Quando un cliente si presenta con una richiesta che esce dal perimetro abituale delle proprie competenze, ogni professionista - che sia commercialista, consulente del lavoro o avvocato - si trova di fronte a un bivio esistenziale: accettare l’incarico e studiare “on the job”, oppure declinare educatamente ammettendo i propri limiti? Non è solo una questione tecnica o deontologica: è un dilemma che tocca l’identità professionale, il rapporto con il rischio e, sorprendentemente, anche le differenze di genere nell’approccio al lavoro.
Il confine della competenza: cosa dice la deontologia
Prima di tutto, la chiarezza normativa.

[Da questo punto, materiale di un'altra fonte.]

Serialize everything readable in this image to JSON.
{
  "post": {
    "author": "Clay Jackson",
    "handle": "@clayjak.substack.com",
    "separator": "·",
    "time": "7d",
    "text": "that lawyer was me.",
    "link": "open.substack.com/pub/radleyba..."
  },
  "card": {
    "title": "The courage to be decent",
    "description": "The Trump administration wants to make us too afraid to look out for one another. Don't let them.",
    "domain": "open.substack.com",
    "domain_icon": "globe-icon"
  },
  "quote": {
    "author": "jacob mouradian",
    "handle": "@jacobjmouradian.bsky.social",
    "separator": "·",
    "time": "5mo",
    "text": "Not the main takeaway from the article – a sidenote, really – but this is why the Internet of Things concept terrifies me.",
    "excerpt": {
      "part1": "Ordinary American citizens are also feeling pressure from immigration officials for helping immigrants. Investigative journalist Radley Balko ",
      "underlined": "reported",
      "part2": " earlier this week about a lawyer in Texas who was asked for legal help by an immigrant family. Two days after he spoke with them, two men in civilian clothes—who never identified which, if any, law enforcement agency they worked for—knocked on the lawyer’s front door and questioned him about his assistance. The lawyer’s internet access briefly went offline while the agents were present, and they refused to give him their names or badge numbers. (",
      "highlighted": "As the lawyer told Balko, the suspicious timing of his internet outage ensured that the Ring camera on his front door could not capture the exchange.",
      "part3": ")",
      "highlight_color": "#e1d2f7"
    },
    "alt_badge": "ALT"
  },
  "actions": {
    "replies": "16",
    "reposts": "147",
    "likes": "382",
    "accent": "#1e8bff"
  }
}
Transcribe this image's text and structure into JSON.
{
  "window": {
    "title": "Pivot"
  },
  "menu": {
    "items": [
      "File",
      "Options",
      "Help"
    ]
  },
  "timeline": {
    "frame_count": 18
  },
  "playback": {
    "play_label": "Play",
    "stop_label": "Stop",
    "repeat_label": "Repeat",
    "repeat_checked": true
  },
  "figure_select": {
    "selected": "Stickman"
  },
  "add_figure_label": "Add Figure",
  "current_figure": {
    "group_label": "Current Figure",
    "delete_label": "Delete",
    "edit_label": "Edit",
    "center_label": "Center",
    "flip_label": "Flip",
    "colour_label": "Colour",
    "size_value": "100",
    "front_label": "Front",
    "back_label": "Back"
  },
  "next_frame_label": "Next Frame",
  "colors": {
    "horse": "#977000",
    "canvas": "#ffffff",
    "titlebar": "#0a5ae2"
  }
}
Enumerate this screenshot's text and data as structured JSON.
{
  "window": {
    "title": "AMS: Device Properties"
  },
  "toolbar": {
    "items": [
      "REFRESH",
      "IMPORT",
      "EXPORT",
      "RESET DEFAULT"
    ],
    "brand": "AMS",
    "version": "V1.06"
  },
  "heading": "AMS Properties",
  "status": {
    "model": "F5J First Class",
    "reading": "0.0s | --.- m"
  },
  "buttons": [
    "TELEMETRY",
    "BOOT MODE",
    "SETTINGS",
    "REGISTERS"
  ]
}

I codici deontologici delle professioni ordinistiche sono espliciti: il professionista non deve accettare incarichi per i quali non possiede adeguata competenza. L’articolo 8 del Codice Deontologico dei Commercialisti stabilisce che “il professionista non deve accettare incarichi professionali in materie su cui non ha un’adeguata competenza, tenuto conto della complessità della pratica”. Analogamente, il Codice Deontologico Forense (articoli 14 e 26) vieta l’assunzione di incarichi senza l’adeguata preparazione, sottolineando che l’avvocato deve assicurare “la qualità delle prestazioni professionali”.
La ratio è evidente: tutelare il cliente da prestazioni inadeguate e proteggere la dignità della professione. L’inadempienza a questi obblighi comporta sanzioni disciplinari che vanno dalla censura alla sospensione dall’albo. Ma la realtà quotidiana degli studi professionali è più sfumata di quanto i codici lascino trasparire.